SICUREZZA STRADALE
Numerosa e partecipata la riunione che si è svolta oggi nella sede dell’Anci con le associazioni dei familiari e delle vittime della strada, promossa nell’ambito del progetto “Mobilità Sicura”, realizzato da Anci e UPI con il finanziamento della Presidenza del Consiglio dei ministri – Dipartimento per le politiche contro la droga e le altre dipendenze.
L’incontro ha rappresentato un’occasione di confronto sulle attività di prevenzione dell’incidentalità stradale e di promozione della cultura della sicurezza tra i giovani, attraverso il coinvolgimento degli enti locali, delle scuole e delle realtà associative impegnate sul tema.

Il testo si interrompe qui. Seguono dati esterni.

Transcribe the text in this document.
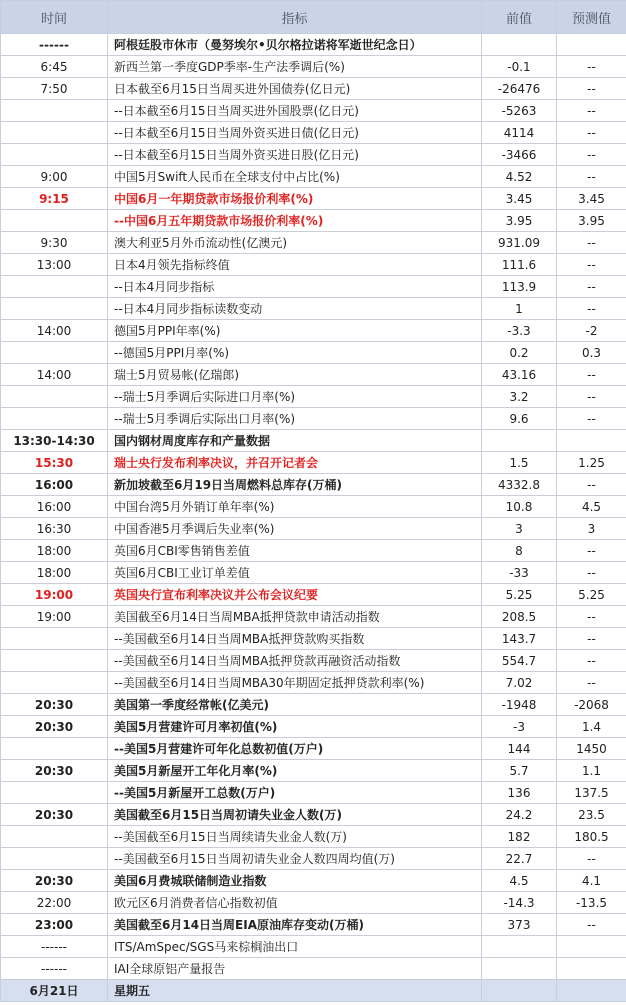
时间	指标	前值	预测值
------	阿根廷股市休市（曼努埃尔•贝尔格拉诺将军逝世纪念日）		
6:45	新西兰第一季度GDP季率-生产法季调后(%)	-0.1	--
7:50	日本截至6月15日当周买进外国债券(亿日元)	-26476	--
	--日本截至6月15日当周买进外国股票(亿日元)	-5263	--
	--日本截至6月15日当周外资买进日债(亿日元)	4114	--
	--日本截至6月15日当周外资买进日股(亿日元)	-3466	--
9:00	中国5月Swift人民币在全球支付中占比(%)	4.52	--
9:15	中国6月一年期贷款市场报价利率(%)	3.45	3.45
	--中国6月五年期贷款市场报价利率(%)	3.95	3.95
9:30	澳大利亚5月外币流动性(亿澳元)	931.09	--
13:00	日本4月领先指标终值	111.6	--
	--日本4月同步指标	113.9	--
	--日本4月同步指标读数变动	1	--
14:00	德国5月PPI年率(%)	-3.3	-2
	--德国5月PPI月率(%)	0.2	0.3
14:00	瑞士5月贸易帐(亿瑞郎)	43.16	--
	--瑞士5月季调后实际进口月率(%)	3.2	--
	--瑞士5月季调后实际出口月率(%)	9.6	--
13:30-14:30	国内钢材周度库存和产量数据		
15:30	瑞士央行发布利率决议，并召开记者会	1.5	1.25
16:00	新加坡截至6月19日当周燃料总库存(万桶)	4332.8	--
16:00	中国台湾5月外销订单年率(%)	10.8	4.5
16:30	中国香港5月季调后失业率(%)	3	3
18:00	英国6月CBI零售销售差值	8	--
18:00	英国6月CBI工业订单差值	-33	--
19:00	英国央行宣布利率决议并公布会议纪要	5.25	5.25
19:00	美国截至6月14日当周MBA抵押贷款申请活动指数	208.5	--
	--美国截至6月14日当周MBA抵押贷款购买指数	143.7	--
	--美国截至6月14日当周MBA抵押贷款再融资活动指数	554.7	--
	--美国截至6月14日当周MBA30年期固定抵押贷款利率(%)	7.02	--
20:30	美国第一季度经常帐(亿美元)	-1948	-2068
20:30	美国5月营建许可月率初值(%)	-3	1.4
	--美国5月营建许可年化总数初值(万户)	144	1450
20:30	美国5月新屋开工年化月率(%)	5.7	1.1
	--美国5月新屋开工总数(万户)	136	137.5
20:30	美国截至6月15日当周初请失业金人数(万)	24.2	23.5
	--美国截至6月15日当周续请失业金人数(万)	182	180.5
	--美国截至6月15日当周初请失业金人数四周均值(万)	22.7	--
20:30	美国6月费城联储制造业指数	4.5	4.1
22:00	欧元区6月消费者信心指数初值	-14.3	-13.5
23:00	美国截至6月14日当周EIA原油库存变动(万桶)	373	--
------	ITS/AmSpec/SGS马来棕榈油出口		
------	IAI全球原铝产量报告		
6月21日	星期五		
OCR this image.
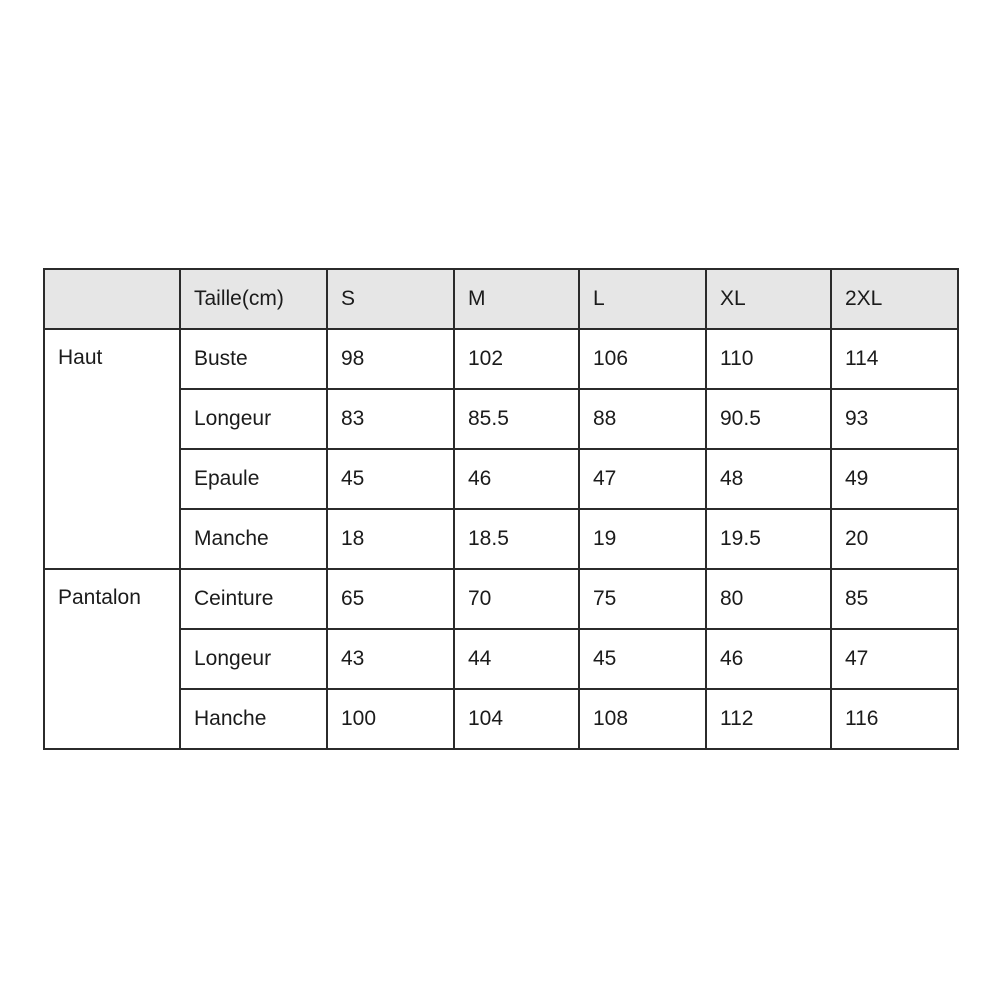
	Taille(cm)	S	M	L	XL	2XL
Haut	Buste	98	102	106	110	114
	Longeur	83	85.5	88	90.5	93
	Epaule	45	46	47	48	49
	Manche	18	18.5	19	19.5	20
Pantalon	Ceinture	65	70	75	80	85
	Longeur	43	44	45	46	47
	Hanche	100	104	108	112	116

Ad aprire i lavori è stato Antonio Ragonesi, capo Area Sicurezza e Legalità di Anci, che ha ribadito l’impegno dell’Associazione nel rafforzare e rendere sempre più omogenee sul territorio nazionale le iniziative di educazione stradale promosse dai Comuni, valorizzando le esperienze già attive e favorendone la diffusione anche nei territori di minori dimensioni.
Tra le attività previste dal progetto, l’Università degli Studi di Perugia ha predisposto una prima bozza di Linee guida finalizzate a promuovere e migliorare le attività di educazione stradale nelle scuole svolte dagli operatori comunali e dagli enti locali. Il documento sarà successivamente sottoposto alla validazione del Comitato scientifico del progetto.
Nel corso della riunione sono state ascoltate le testimonianze dei rappresentanti delle associazioni delle vittime della strada e raccolti contributi, osservazioni e proposte utili ad arricchire il documento. Il punto di vista delle associazioni è stato ritenuto particolarmente importante per mantenere alta l’attenzione sulle conseguenze umane e sociali dell’incidentalità stradale e per rafforzare l’efficacia delle attività di prevenzione rivolte ai giovani.
Nelle conclusioni Ragonesi ha richiamato l’attenzione sulla necessità di continuare a investire nella sicurezza stradale, ricordando come permangano criticità legate sia alla manutenzione delle infrastrutture sia alla progressiva riduzione degli organici della Polizia locale. «Negli ultimi quattordici anni – ha ricordato – si è registrata una perdita di oltre 11.400 operatori di Polizia locale. Per rafforzare le attività di prevenzione e controllo servono risorse adeguate e un piano di assunzioni stabile».
L’incontro si inserisce in un percorso di confronto che Anci intende proseguire nei prossimi mesi, attraverso ulteriori occasioni di ascolto e condivisione con le associazioni e gli altri soggetti coinvolti, per consolidare un’azione sempre più efficace a sostegno della sicurezza stradale e della prevenzione.